Background
I tried to replace some CSV
output files with rds
files to improve efficiency. These are intermediate files that will serve as inputs to other R scripts.
Question
I started investigating when my scripts failed and found that readRDS()
and load()
do not return identical data tables
as the original. Is this supposed to happen? Or did I miss something?
Sample code
library( data.table )
aDT <- data.table( a=1:10, b=LETTERS[1:10] )
saveRDS( aDT, file = "aDT.rds")
bDT <- readRDS( file = "aDT.rds" )
identical( aDT, bDT, ignore.environment = T ) # Gives 'False'
aDF <- data.frame( a=1:10, b=LETTERS[1:10] )
saveRDS( aDF, file = "aDF.rds")
bDF <- readRDS( file = "aDF.rds" )
identical( aDF, bDF, ignore.environment = T ) # Gives 'True'
# Using 'save'& 'load' doesn't help either
aDT2 <- data.table( a=1:10, b=LETTERS[1:10] )

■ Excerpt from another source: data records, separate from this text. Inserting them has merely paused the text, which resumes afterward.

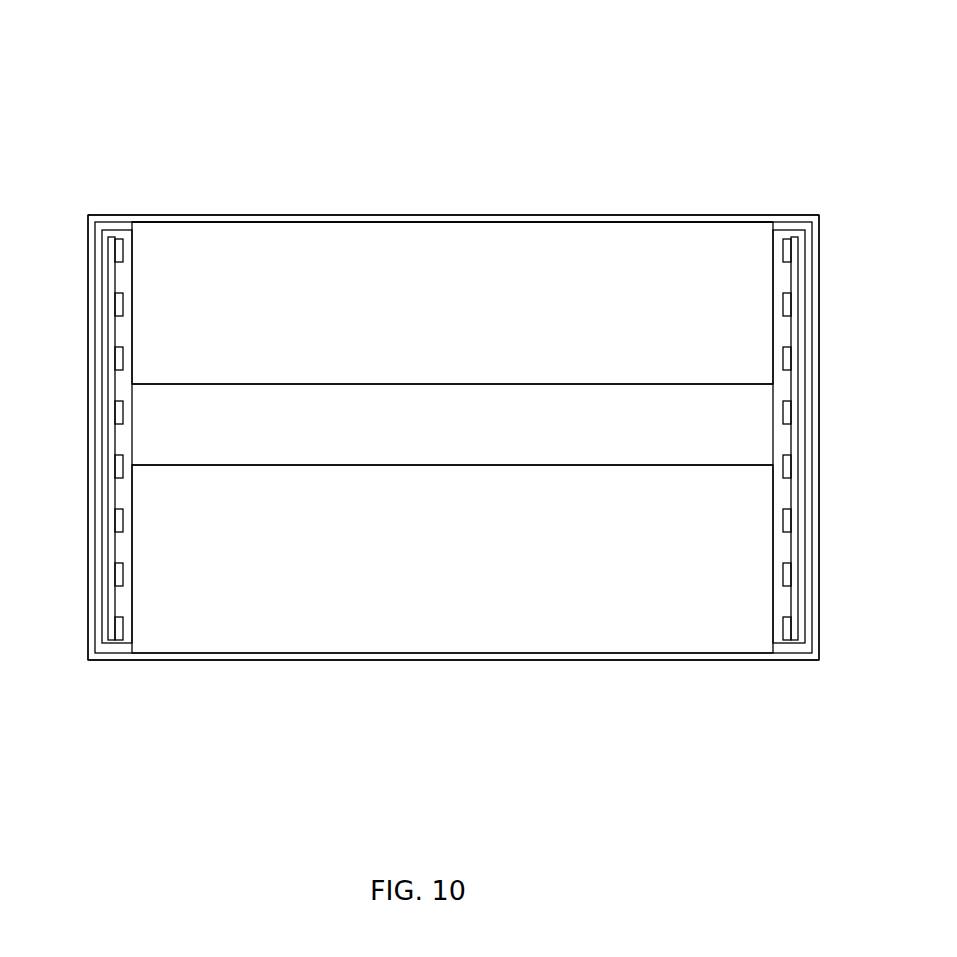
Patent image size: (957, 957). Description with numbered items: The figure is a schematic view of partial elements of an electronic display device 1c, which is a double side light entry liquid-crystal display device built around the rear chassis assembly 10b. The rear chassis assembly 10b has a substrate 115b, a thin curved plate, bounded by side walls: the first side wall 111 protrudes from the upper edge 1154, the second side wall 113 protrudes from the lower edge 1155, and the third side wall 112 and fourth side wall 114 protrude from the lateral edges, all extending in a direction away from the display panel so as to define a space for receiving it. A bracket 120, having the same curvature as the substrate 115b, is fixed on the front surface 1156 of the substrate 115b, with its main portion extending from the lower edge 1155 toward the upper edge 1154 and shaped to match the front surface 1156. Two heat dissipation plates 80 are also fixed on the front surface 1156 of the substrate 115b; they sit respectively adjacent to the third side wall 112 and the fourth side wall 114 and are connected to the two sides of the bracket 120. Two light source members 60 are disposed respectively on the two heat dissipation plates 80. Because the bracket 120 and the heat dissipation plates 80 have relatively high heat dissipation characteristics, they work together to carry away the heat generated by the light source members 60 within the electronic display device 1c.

The electronic display device 1c is at (125, 105).
The rear chassis assembly 10b is at (726, 198).
The first side wall 111 is at (359, 214).
The second side wall 113 is at (455, 662).
The fourth side wall 114 is at (88, 615).
The third side wall 112 is at (819, 615).
The heat dissipation plate 80 is at (127, 229).
The light source member 60 is at (120, 329).
The upper edge 1154 is at (455, 228).
The lower edge 1155 is at (638, 653).
The front surface 1156 is at (587, 237).
The substrate 115b is at (681, 267).
The bracket 120 is at (720, 590).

save( aDT2, file = "aDT2.RData")
bDT2 <- aDT2; rm( aDT2 )
load( file = "aDT2.RData" )
identical( aDT2, bDT2, ignore.environment = T ) # Gives 'False'
I am running R ver 3.2.0 on Linux Mint and have tested with data.table
ver 1.9.4 and 1.9.5 (latest).
Searching in SO and google returned this and this but I don't think they answer this issue. I am still trying to figure out why my scripts failed when I switched to rds
but I am starting with this.
Would appreciate it very much if knowledgeable SO members can help. Thanks!
Edit:
Hi everyone, I happened to find a way to resolve the issue - have posted the solution below. I apologise if it's rather inelegant. Now, I have 2 further questions:
(1) Is there a better way?
(2) Can something be done at the R
and/or data.table
code to resolve this? I mean, this issue causes unpredictable bugs and is not the first thing that comes to mind. My 2 cents worth.